Mais dans les faits, l’administration coloniale – relayant les intérêts des planteurs – limita leur autonomie économique et politique. Les décrets d’application imposèrent un encadrement du travail, des restrictions à la mobilité, et une législation distincte du droit commun.
Cette dissociation entre universalisme républicain et particularisme colonial révèle ce que Sainton appelle la « citoyenneté virtuelle » : un statut reconnu mais inopérant, vidé de substance par la continuité du contrôle social.
3. L’idéologie du contrôle : régénérer ou discipliner ?
Les débats de la Commission d’abolition, présidée par Schoelcher, furent traversés par une tension : fallait-il « régénérer » la société coloniale ou simplement en maintenir la productivité ? Le langage de la liberté masquait une politique de moralisation et de travail obligatoire. Sous couvert d’égalité, les anciens maîtres furent indemnisés, les anciens esclaves surveillés.

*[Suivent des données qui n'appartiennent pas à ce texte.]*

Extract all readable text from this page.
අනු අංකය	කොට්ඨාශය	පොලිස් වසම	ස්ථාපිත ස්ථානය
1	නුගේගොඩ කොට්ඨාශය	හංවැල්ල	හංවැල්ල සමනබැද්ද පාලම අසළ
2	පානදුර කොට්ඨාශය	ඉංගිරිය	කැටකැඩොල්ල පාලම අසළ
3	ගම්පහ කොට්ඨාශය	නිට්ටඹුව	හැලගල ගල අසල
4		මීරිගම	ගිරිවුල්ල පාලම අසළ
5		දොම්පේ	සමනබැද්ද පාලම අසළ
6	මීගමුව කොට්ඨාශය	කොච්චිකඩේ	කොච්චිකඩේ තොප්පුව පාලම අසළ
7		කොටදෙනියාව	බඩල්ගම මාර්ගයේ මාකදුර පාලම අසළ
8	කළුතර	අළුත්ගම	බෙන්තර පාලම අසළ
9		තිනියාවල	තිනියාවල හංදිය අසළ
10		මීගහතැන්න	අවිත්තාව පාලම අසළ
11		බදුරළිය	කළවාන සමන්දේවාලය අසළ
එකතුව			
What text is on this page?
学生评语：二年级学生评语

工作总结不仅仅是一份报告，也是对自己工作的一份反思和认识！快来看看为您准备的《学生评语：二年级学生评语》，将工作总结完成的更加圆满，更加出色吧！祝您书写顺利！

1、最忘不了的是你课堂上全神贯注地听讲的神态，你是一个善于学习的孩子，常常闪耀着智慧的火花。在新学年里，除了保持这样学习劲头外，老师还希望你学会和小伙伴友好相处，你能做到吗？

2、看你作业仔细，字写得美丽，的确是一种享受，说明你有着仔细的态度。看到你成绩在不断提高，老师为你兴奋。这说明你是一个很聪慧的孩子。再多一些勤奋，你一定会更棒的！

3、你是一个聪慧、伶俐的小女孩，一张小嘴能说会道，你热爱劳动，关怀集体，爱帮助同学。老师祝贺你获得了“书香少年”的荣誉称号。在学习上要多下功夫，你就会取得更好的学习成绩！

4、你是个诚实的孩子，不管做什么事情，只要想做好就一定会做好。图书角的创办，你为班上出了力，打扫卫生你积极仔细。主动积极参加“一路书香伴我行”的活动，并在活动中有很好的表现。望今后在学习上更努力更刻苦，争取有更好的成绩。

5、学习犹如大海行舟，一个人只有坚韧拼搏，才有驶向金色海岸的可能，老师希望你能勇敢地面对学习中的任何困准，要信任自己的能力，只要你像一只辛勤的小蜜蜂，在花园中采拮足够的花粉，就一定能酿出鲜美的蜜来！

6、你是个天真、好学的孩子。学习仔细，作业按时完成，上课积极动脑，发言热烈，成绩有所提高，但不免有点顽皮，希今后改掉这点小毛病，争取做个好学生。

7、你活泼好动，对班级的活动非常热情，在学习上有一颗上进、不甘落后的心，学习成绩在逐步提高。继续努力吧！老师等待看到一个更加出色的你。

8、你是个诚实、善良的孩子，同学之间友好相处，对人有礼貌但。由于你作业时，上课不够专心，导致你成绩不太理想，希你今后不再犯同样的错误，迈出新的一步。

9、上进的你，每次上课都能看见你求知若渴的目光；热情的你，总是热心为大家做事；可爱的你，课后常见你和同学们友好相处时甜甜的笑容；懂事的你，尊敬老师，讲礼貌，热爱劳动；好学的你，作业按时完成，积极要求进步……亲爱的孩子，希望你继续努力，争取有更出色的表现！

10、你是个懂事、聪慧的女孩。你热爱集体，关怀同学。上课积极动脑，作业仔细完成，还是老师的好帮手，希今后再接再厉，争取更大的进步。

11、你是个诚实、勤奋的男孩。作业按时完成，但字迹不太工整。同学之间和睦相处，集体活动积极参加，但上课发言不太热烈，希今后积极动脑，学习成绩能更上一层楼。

Sainton souligne ici le glissement sémantique du républicanisme social vers un paternalisme d’État, où la liberté devient conditionnée à la docilité.
Ainsi, le « passage » de l’esclavage à la citoyenneté ne fut pas un saut, mais une translation ambiguë, une mutation où la domination changea de forme sans perdre sa fonction.
4. Mythes et mémoires : la fabrication d’un 1848 héroïque
L’historiographie française a figé 1848 comme un moment de rupture absolue, occultant la lenteur et la conflictualité du processus.
Sainton plaide pour une approche diachronique : la véritable transition, dit-il, s’étend sur près d’un siècle, du déclin du système esclavagiste des années 1830 à l’émergence laborieuse d’une société post-coloniale au tournant du XXᵉ siècle.
Cette survalorisation du décret d’abolition a produit un mythe fondateur, encore présent dans les représentations antillaises : celui d’une République libératrice, là où il faudrait voir une République sélective, aveugle à ses propres contradictions.
5.De la “mort sociale” à la dignité politique: repenser la citoyenneté antillaise
En reprenant la notion de « mort sociale » d’Orlando Patterson, Sainton montre que l’esclavage fut moins aboli qu’il ne fut reconfiguré. La citoyenneté n’a pu s’enraciner durablement faute de transformation économique et symbolique.
La question demeure ouverte : comment fonder une citoyenneté pleine quand son acte de naissance porte la marque du contrôle ?
La leçon de 1848 est celle d’une vigilance : sans autonomie réelle, la liberté reste un décret non un destin.
Conclusion
L’abolition de 1848 fut moins une délivrance qu’un laboratoire du pouvoir républicain dans l’espace colonial. Sainton nous invite à relire cette histoire, non comme celle d’une ascension vers l’universel, mais comme l’apprentissage douloureux d’une liberté confisquée.
Entre la promesse de l’égalité et la persistance du contrôle, c’est toute la généalogie politique des Antilles françaises qui s’éclaire : celle d’une citoyenneté à conquérir encore.
Référence
Jean-Pierre Sainton, De l’état d’esclave à “l’état de citoyen” : modalités du passage de l’esclavage à la citoyenneté aux Antilles françaises sous la Seconde République (1848–1850), Outre-Mers, t. 90, n° 338-339, 2003.